Verhoogde werking door vitamine-interacties
Nou vooruit, vitamine D is dus onderdeel van de basis. Ik kies ervoor een hoogwaardig product te kopen en dan ben ik er, zul je nu denken. Spoiler alert, zoals verwacht, het ligt genuanceerder, we zijn namelijk op zoek naar balans en daarvoor is het belangrijk bewust te zijn van interacties met andere vitaminen.

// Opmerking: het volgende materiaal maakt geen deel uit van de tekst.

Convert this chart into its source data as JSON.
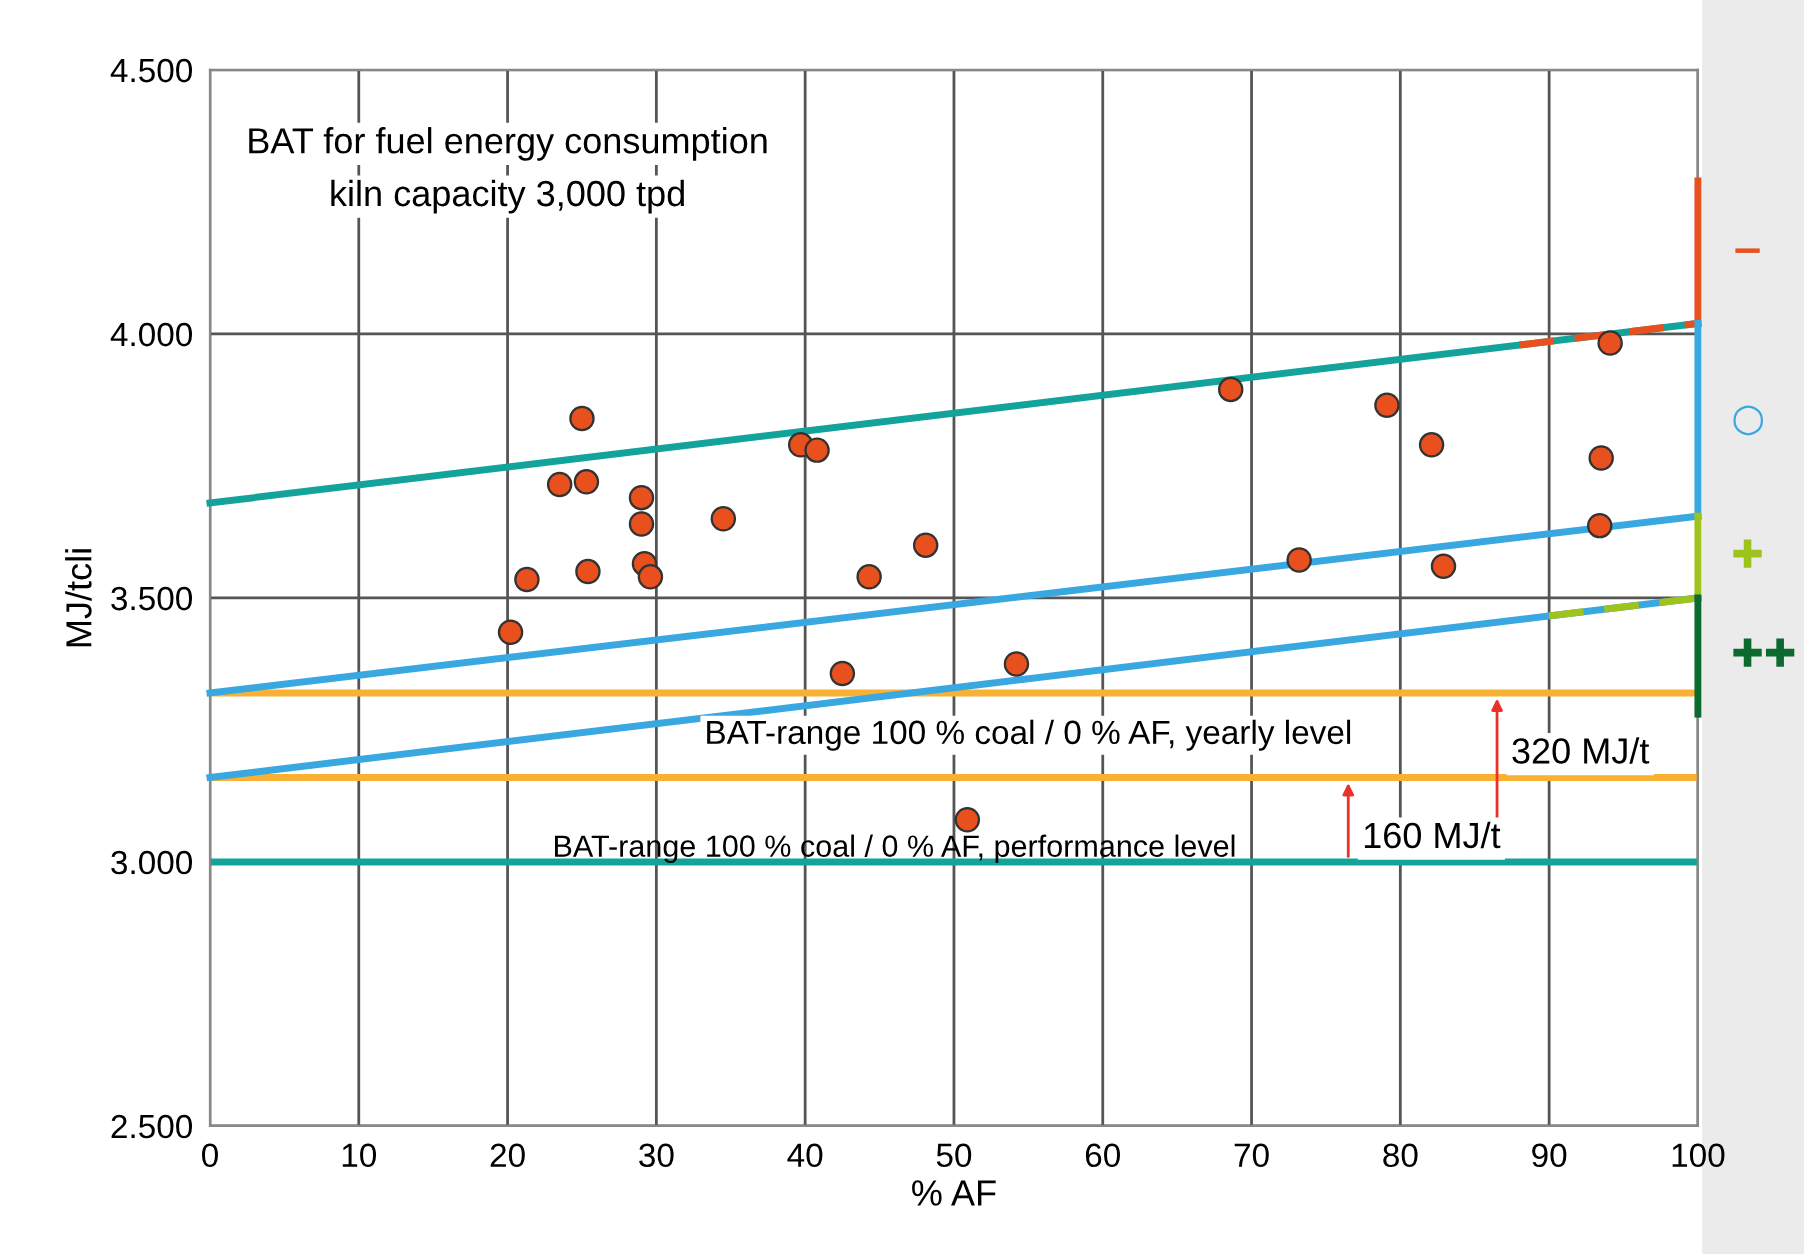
{
  "chart_data": {
    "type": "scatter",
    "title": "BAT for fuel energy consumption",
    "subtitle": "kiln capacity 3,000 tpd",
    "xlabel": "% AF",
    "ylabel": "MJ/tcli",
    "xlim": [
      0,
      100
    ],
    "ylim": [
      2500,
      4500
    ],
    "xticks": [
      0,
      10,
      20,
      30,
      40,
      50,
      60,
      70,
      80,
      90,
      100
    ],
    "yticks": [
      {
        "value": 2500,
        "label": "2.500"
      },
      {
        "value": 3000,
        "label": "3.000"
      },
      {
        "value": 3500,
        "label": "3.500"
      },
      {
        "value": 4000,
        "label": "4.000"
      },
      {
        "value": 4500,
        "label": "4.500"
      }
    ],
    "grid": true,
    "marker": "circle",
    "series": [
      {
        "type": "line",
        "color": "#13a39a",
        "x": [
          0,
          100
        ],
        "values": [
          3680,
          4020
        ],
        "line_style": "solid",
        "marker": "none"
      },
      {
        "type": "line",
        "color": "#3aa8e0",
        "x": [
          0,
          100
        ],
        "values": [
          3320,
          3655
        ],
        "line_style": "solid",
        "marker": "none"
      },
      {
        "type": "line",
        "color": "#3aa8e0",
        "x": [
          0,
          100
        ],
        "values": [
          3160,
          3500
        ],
        "line_style": "solid",
        "marker": "none"
      },
      {
        "type": "line",
        "color": "#e8501e",
        "x": [
          88,
          100
        ],
        "values": [
          3979,
          4020
        ],
        "line_style": "dashed",
        "marker": "none"
      },
      {
        "type": "line",
        "color": "#9dc31c",
        "x": [
          90,
          100
        ],
        "values": [
          3466,
          3500
        ],
        "line_style": "dashed",
        "marker": "none"
      },
      {
        "type": "line",
        "name": "−",
        "color": "#e8501e",
        "x": [
          100,
          100
        ],
        "values": [
          4020,
          4290
        ],
        "line_style": "solid",
        "marker": "none"
      },
      {
        "type": "line",
        "name": "○",
        "color": "#3aa8e0",
        "x": [
          100,
          100
        ],
        "values": [
          3655,
          4020
        ],
        "line_style": "solid",
        "marker": "none"
      },
      {
        "type": "line",
        "name": "✚",
        "color": "#9dc31c",
        "x": [
          100,
          100
        ],
        "values": [
          3500,
          3655
        ],
        "line_style": "solid",
        "marker": "none"
      },
      {
        "type": "line",
        "name": "✚✚",
        "color": "#0b6b2f",
        "x": [
          100,
          100
        ],
        "values": [
          3280,
          3500
        ],
        "line_style": "solid",
        "marker": "none"
      },
      {
        "color": "#e8501e",
        "x": [
          20.2,
          21.3,
          23.5,
          25.0,
          25.3,
          25.4,
          29.0,
          29.0,
          29.2,
          29.6,
          34.5,
          39.7,
          40.8,
          42.5,
          44.3,
          48.1,
          50.9,
          54.2,
          68.6,
          73.2,
          79.1,
          82.1,
          82.9,
          93.4,
          93.5,
          94.1
        ],
        "values": [
          3435,
          3535,
          3715,
          3840,
          3720,
          3550,
          3690,
          3640,
          3565,
          3540,
          3650,
          3790,
          3780,
          3357,
          3540,
          3600,
          3080,
          3375,
          3895,
          3572,
          3865,
          3790,
          3560,
          3637,
          3765,
          3983
        ]
      }
    ],
    "ref_lines": [
      {
        "axis": "y",
        "value": 3320,
        "color": "#f8b133"
      },
      {
        "axis": "y",
        "value": 3160,
        "color": "#f8b133"
      },
      {
        "axis": "y",
        "value": 3000,
        "color": "#13a39a"
      }
    ],
    "annotations": [
      "BAT-range 100 % coal / 0 % AF, yearly level",
      "BAT-range 100 % coal / 0 % AF, performance level",
      {
        "text": "320 MJ/t",
        "x": 86.5,
        "y": 3320
      },
      {
        "text": "160 MJ/t",
        "x": 76.5,
        "y": 3160
      }
    ]
  }
}
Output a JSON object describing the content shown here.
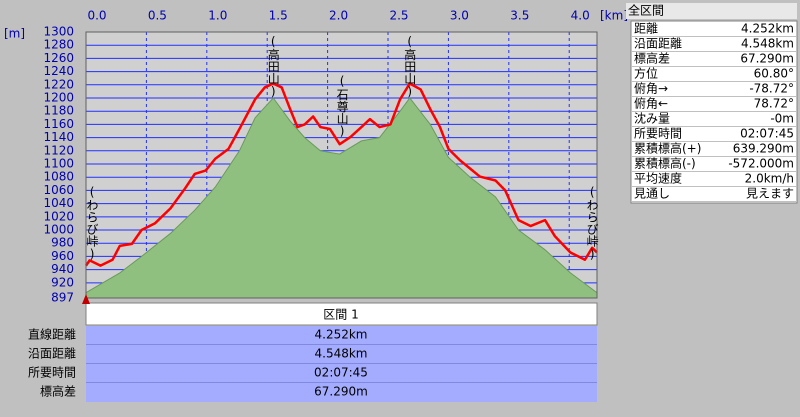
{
  "chart_data": {
    "type": "profile",
    "xlabel": "[km]",
    "ylabel": "[m]",
    "xlim": [
      0,
      4.23
    ],
    "ylim": [
      897,
      1300
    ],
    "xticks": [
      {
        "value": 0,
        "label": "0.0"
      },
      0.5,
      {
        "value": 1,
        "label": "1.0"
      },
      1.5,
      {
        "value": 2,
        "label": "2.0"
      },
      2.5,
      {
        "value": 3,
        "label": "3.0"
      },
      3.5,
      {
        "value": 4,
        "label": "4.0"
      }
    ],
    "yticks": [
      897,
      920,
      940,
      960,
      980,
      1000,
      1020,
      1040,
      1060,
      1080,
      1100,
      1120,
      1140,
      1160,
      1180,
      1200,
      1220,
      1240,
      1260,
      1280,
      1300
    ],
    "grid": true,
    "series": [
      {
        "color": "#ff0000",
        "x": [
          0,
          0.03,
          0.12,
          0.22,
          0.28,
          0.38,
          0.46,
          0.57,
          0.7,
          0.82,
          0.9,
          0.99,
          1.07,
          1.18,
          1.27,
          1.4,
          1.48,
          1.55,
          1.62,
          1.69,
          1.75,
          1.81,
          1.88,
          1.94,
          2.02,
          2.1,
          2.19,
          2.28,
          2.35,
          2.43,
          2.52,
          2.6,
          2.68,
          2.77,
          2.85,
          2.93,
          3.0,
          3.1,
          3.18,
          3.26,
          3.39,
          3.47,
          3.58,
          3.68,
          3.8,
          3.88,
          4.01,
          4.13,
          4.19,
          4.23
        ],
        "values": [
          946,
          954,
          946,
          955,
          976,
          979,
          1000,
          1010,
          1033,
          1063,
          1085,
          1090,
          1108,
          1123,
          1153,
          1198,
          1216,
          1222,
          1216,
          1183,
          1156,
          1160,
          1172,
          1156,
          1153,
          1130,
          1141,
          1156,
          1168,
          1156,
          1160,
          1198,
          1222,
          1213,
          1183,
          1156,
          1123,
          1105,
          1093,
          1081,
          1075,
          1060,
          1015,
          1006,
          1015,
          991,
          966,
          955,
          973,
          966
        ]
      },
      {
        "color": "#8fc07f",
        "x": [
          0,
          0.12,
          0.28,
          0.46,
          0.7,
          0.9,
          1.07,
          1.27,
          1.4,
          1.55,
          1.69,
          1.81,
          1.94,
          2.1,
          2.28,
          2.43,
          2.6,
          2.68,
          2.85,
          3.0,
          3.18,
          3.39,
          3.58,
          3.8,
          4.01,
          4.23
        ],
        "values": [
          905,
          918,
          935,
          960,
          995,
          1030,
          1065,
          1120,
          1170,
          1200,
          1165,
          1140,
          1120,
          1115,
          1135,
          1140,
          1180,
          1200,
          1160,
          1110,
          1080,
          1050,
          1000,
          970,
          935,
          905
        ]
      }
    ],
    "annotations": [
      {
        "text": "(わらび峠)",
        "x": 0.05,
        "y": 1068
      },
      {
        "text": "(高田山)",
        "x": 1.55,
        "y": 1296
      },
      {
        "text": "(石尊山)",
        "x": 2.12,
        "y": 1236
      },
      {
        "text": "(高田山)",
        "x": 2.68,
        "y": 1296
      },
      {
        "text": "(わらび峠)",
        "x": 4.19,
        "y": 1068
      }
    ]
  },
  "section": {
    "title": "区間 1",
    "rows": [
      [
        "直線距離",
        "4.252km"
      ],
      [
        "沿面距離",
        "4.548km"
      ],
      [
        "所要時間",
        "02:07:45"
      ],
      [
        "標高差",
        "67.290m"
      ]
    ]
  },
  "summary": {
    "title": "全区間",
    "rows": [
      [
        "距離",
        "4.252km"
      ],
      [
        "沿面距離",
        "4.548km"
      ],
      [
        "標高差",
        "67.290m"
      ],
      [
        "方位",
        "60.80°"
      ],
      [
        "俯角→",
        "-78.72°"
      ],
      [
        "俯角←",
        "78.72°"
      ],
      [
        "沈み量",
        "-0m"
      ],
      [
        "所要時間",
        "02:07:45"
      ],
      [
        "累積標高(+)",
        "639.290m"
      ],
      [
        "累積標高(-)",
        "-572.000m"
      ],
      [
        "平均速度",
        "2.0km/h"
      ],
      [
        "見通し",
        "見えます"
      ]
    ]
  }
}
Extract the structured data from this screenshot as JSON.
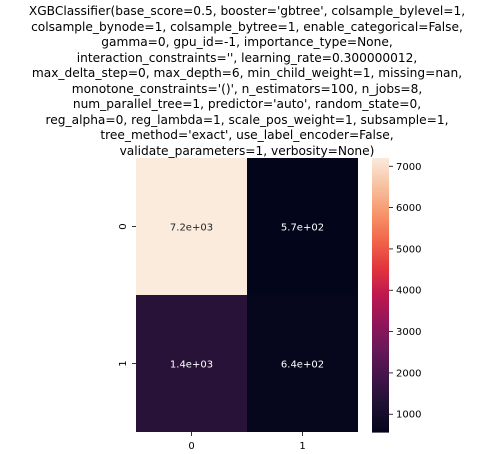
{
  "chart_data": {
    "type": "heatmap",
    "title_lines": [
      "XGBClassifier(base_score=0.5, booster='gbtree', colsample_bylevel=1,",
      "colsample_bynode=1, colsample_bytree=1, enable_categorical=False,",
      "gamma=0, gpu_id=-1, importance_type=None,",
      "interaction_constraints='', learning_rate=0.300000012,",
      "max_delta_step=0, max_depth=6, min_child_weight=1, missing=nan,",
      "monotone_constraints='()', n_estimators=100, n_jobs=8,",
      "num_parallel_tree=1, predictor='auto', random_state=0,",
      "reg_alpha=0, reg_lambda=1, scale_pos_weight=1, subsample=1,",
      "tree_method='exact', use_label_encoder=False,",
      "validate_parameters=1, verbosity=None)"
    ],
    "x_categories": [
      "0",
      "1"
    ],
    "y_categories": [
      "0",
      "1"
    ],
    "values": [
      [
        7200,
        570
      ],
      [
        1400,
        640
      ]
    ],
    "annotations": [
      [
        "7.2e+03",
        "5.7e+02"
      ],
      [
        "1.4e+03",
        "6.4e+02"
      ]
    ],
    "colorbar": {
      "min": 570,
      "max": 7200,
      "ticks": [
        1000,
        2000,
        3000,
        4000,
        5000,
        6000,
        7000
      ],
      "tick_labels": [
        "1000",
        "2000",
        "3000",
        "4000",
        "5000",
        "6000",
        "7000"
      ],
      "colormap": "rocket"
    }
  }
}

Voor een goede werking van vitamine D moeten we de andere vetoplosbare vitaminen ook meenemen. De onderlinge interacties tussen de in vet oplosbare vitaminen D, A, K en E zijn complex en kunnen verschillende aspecten van de gezondheid beïnvloeden. Hierbij beschrijf ik de volgende voor je:
Vitamine D en vitamine K:
Deze twee vitaminen werken samen als zogeheten antagonisten om de calciumstofwisseling in het lichaam te reguleren. Vitamine D helpt bij de opname van calcium uit de darmen, terwijl vitamine K nodig is om calcium naar de botten te transporteren en daar te binden. Een adequate inname van zowel vitamine D als vitamine K is belangrijk voor een goede botgezondheid en voor soepele bloedvaten doordat het voorkomt dat overtollig calcium aan de vaatwanden gaat binden.
Vitamine A en vitamine E:
Vitamine E kan helpen bij het beschermen van vitamine A tegen oxidatie, waardoor de biologische activiteit van vitamine A behouden blijft. Beide vitaminen hebben ook antioxidatieve eigenschappen en kunnen samenwerken om cellen te beschermen tegen schade door vrije radicalen.
Vitamine A en vitamine K:
Er zijn aanwijzingen dat teveel vitamine A de activiteit van vitamine K kan beïnvloeden. Sommige studies suggereren dat hoge doses vitamine A de beschikbaarheid van vitamine K kunnen verminderen.
Vitamine D en vitamine E:
Vitamine D kan helpen bij het reguleren van de productie van vitamine E in het lichaam. Beide vitaminen hebben ook immunomodulerende eigenschappen en kunnen samenwerken om het immuunsysteem te ondersteunen.
Eindconclusie en mijn advies
Neem bij een lage vitamine D status in ieder geval een combinatie product van vitamine D en K. Zorg via je voeding dat je de andere vetoplosbare vitaminen A en E voldoende binnen krijgt. Denk dan aan producten zoals eieren, grasgevoerde roomboter, lever, kleine vette vissoorten, extra vierge kokosolie en olijfolie, avocado’s, pitten en zaden zoals zonnebloempitten, pompoenpitten en hennepzaadjes.